Covalent attachment site of [¹²⁵I]BMS-356188 within the HR-N hydrophobic pocket. (A) Sequence analysis of affinity-labeled HR-N42. Percent of total [¹²⁵I] counts recovered for each amino acid sequencing cycle is indicated. Tyr-198 is the most prevalently labeled amino acid (blue). (B) Molecular dynamic simulation scores for the docking of BMS-433771 into the hydrophobic pocket with dock 4.0.(C) Model (pose 6) of [¹²⁵I]BMS-356188 within the HR-N hydrophobic cavity (green). The photoreactive diazerine (white box) is oriented toward Tyr-198 (red surface). HR-N α-helices A and E and selected amino acids are indicated.

Fig. 2.

HR-N27, HR-N42, and HR-N57 peptide affinity labeling, CD spectra, and hydrophobic heptad repeat pattern. (A) HR-N peptides (8 μM) were labeled with 40 nM [¹²⁵I]BMS-356188 in the presence of 50 μM RFI-461 and analyzed by 15% SDS/PAGE. HR-N27, HR-N42, and HR-N57 labeling results and sequences are indicated. Efficient affinity labeling was seen for HR-N42 and HR-N57 only. (B) CD spectra for HR-N peptides in PBS alone. RFI-461 is omitted because compound autofluorescence interferes with CD measurements.

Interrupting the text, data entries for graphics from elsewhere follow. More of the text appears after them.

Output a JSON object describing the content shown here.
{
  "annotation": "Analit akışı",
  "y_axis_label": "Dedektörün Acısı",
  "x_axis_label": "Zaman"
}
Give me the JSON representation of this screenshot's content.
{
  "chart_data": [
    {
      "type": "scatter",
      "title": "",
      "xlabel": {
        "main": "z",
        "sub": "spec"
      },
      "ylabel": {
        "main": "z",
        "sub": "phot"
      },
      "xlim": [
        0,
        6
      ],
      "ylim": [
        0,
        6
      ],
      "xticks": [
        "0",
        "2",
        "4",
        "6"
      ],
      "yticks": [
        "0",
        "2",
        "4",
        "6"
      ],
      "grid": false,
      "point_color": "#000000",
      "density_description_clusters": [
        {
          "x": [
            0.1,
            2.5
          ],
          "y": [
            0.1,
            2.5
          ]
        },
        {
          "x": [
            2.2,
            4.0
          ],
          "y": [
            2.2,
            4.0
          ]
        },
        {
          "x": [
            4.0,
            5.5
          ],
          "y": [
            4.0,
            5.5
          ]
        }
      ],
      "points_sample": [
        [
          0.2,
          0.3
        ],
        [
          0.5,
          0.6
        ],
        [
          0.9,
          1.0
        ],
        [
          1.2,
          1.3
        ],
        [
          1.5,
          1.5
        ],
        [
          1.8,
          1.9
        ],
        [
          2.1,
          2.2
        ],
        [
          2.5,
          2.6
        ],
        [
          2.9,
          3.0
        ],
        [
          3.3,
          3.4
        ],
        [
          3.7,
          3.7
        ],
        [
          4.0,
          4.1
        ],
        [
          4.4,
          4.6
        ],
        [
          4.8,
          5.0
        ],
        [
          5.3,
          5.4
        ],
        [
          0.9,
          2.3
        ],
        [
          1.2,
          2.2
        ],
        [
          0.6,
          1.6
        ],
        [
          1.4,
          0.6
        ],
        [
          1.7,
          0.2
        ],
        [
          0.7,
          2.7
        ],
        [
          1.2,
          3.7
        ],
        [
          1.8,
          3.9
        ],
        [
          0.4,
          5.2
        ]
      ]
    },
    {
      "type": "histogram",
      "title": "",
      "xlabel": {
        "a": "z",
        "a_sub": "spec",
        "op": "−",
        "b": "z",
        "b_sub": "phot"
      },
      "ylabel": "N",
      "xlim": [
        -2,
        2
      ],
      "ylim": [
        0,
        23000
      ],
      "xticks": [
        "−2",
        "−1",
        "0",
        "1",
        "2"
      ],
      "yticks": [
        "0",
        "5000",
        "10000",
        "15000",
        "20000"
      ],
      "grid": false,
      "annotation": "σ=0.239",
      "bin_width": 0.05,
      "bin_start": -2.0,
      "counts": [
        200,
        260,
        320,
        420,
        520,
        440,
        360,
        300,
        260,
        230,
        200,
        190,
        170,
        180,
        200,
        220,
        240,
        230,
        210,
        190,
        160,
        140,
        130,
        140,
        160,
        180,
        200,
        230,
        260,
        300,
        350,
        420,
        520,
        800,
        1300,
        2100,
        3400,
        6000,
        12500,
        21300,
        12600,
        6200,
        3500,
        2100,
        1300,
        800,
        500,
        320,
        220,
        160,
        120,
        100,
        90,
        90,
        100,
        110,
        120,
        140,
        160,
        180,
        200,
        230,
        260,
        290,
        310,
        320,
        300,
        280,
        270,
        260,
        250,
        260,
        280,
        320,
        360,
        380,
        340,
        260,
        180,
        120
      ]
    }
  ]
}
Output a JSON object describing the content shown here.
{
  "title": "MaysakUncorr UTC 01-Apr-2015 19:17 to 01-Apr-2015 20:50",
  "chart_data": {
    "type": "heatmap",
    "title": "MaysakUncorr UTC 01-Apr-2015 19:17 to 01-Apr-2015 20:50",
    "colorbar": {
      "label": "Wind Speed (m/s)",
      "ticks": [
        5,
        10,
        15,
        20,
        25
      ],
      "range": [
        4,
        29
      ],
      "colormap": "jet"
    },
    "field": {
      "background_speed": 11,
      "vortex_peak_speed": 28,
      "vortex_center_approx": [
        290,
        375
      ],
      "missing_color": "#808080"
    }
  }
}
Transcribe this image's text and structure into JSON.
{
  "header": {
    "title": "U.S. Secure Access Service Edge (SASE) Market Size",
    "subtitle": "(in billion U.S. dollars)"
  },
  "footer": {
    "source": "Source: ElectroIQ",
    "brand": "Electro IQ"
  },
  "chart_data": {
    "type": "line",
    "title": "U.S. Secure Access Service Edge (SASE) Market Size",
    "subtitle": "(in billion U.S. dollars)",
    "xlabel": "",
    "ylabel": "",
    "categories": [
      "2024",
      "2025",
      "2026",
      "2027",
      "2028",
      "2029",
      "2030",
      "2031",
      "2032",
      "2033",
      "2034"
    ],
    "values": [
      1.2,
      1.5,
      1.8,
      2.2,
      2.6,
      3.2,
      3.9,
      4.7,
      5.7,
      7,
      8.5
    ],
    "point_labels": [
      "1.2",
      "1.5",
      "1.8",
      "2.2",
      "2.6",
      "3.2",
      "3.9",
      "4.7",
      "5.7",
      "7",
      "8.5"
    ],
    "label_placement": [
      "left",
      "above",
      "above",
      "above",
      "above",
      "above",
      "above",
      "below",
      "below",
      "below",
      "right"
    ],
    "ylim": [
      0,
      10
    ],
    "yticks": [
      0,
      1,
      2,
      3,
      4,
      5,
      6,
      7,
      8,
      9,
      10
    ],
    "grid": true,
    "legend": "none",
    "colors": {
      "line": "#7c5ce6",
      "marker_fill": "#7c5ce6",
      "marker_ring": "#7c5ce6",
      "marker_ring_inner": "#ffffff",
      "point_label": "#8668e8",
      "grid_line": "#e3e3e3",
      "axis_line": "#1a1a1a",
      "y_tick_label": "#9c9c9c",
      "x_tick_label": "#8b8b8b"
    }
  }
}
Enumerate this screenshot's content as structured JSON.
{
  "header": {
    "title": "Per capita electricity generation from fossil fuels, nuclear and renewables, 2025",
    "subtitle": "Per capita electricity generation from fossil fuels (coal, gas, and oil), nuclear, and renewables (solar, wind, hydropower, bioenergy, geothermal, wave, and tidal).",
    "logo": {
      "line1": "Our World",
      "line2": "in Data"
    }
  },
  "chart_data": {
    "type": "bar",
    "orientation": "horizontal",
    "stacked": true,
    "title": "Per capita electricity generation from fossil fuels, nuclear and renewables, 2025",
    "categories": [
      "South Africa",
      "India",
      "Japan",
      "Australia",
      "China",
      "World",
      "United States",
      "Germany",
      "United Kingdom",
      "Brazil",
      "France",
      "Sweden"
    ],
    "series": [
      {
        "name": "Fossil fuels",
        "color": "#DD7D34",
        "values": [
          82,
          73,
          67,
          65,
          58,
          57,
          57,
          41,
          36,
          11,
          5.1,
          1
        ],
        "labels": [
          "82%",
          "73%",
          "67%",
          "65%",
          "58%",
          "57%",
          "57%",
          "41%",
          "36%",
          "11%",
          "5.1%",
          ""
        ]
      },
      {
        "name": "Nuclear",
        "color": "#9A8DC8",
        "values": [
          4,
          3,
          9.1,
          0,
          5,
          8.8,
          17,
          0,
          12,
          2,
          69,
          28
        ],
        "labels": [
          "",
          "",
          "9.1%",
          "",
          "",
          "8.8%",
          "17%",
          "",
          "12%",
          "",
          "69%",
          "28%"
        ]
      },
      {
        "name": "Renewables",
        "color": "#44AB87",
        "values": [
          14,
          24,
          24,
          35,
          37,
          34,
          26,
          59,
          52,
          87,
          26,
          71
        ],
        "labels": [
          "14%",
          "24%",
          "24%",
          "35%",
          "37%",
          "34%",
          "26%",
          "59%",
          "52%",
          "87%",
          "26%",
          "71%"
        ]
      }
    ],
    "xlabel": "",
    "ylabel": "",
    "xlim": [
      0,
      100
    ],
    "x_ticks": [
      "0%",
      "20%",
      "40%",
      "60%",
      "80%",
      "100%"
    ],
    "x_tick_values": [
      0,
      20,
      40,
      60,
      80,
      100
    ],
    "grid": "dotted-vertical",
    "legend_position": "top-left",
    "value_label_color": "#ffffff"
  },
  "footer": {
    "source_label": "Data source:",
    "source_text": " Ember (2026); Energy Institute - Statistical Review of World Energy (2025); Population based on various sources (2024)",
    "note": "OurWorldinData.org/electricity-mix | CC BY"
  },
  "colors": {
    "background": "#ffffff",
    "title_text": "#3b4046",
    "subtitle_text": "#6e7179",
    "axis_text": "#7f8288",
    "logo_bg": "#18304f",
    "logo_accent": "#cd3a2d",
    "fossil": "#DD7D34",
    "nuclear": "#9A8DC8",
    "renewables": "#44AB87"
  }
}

The α-helical signatures are exhibited by HR-N42 and HR-N57 only. (C) Heptad repeat amino acids indicated for the three HR-N peptides. The a and d positions of hydrophobic amino acids shown to participate in timer formation are predicted from the helical wheel projection.

Fig. 4.

Proposed model for the mechanism of action of this inhibitor series. (A) The HR-C (white stick display; Phe-483, Phe-488, and Ile-492 aa side chains highlighted in yellow) association with the HR-N hydrophobic pocket (green surface display; Tyr-198 is shown in red). The HR-C amino acids Phe-483 and Phe-488 bind in the HR-N hydrophobic pocket. (B) The fusion inhibitor, BMS-433771, residing in the HR-N pocket, blocks the HR-C Phe-483, Phe-488, and Ile-492 associations.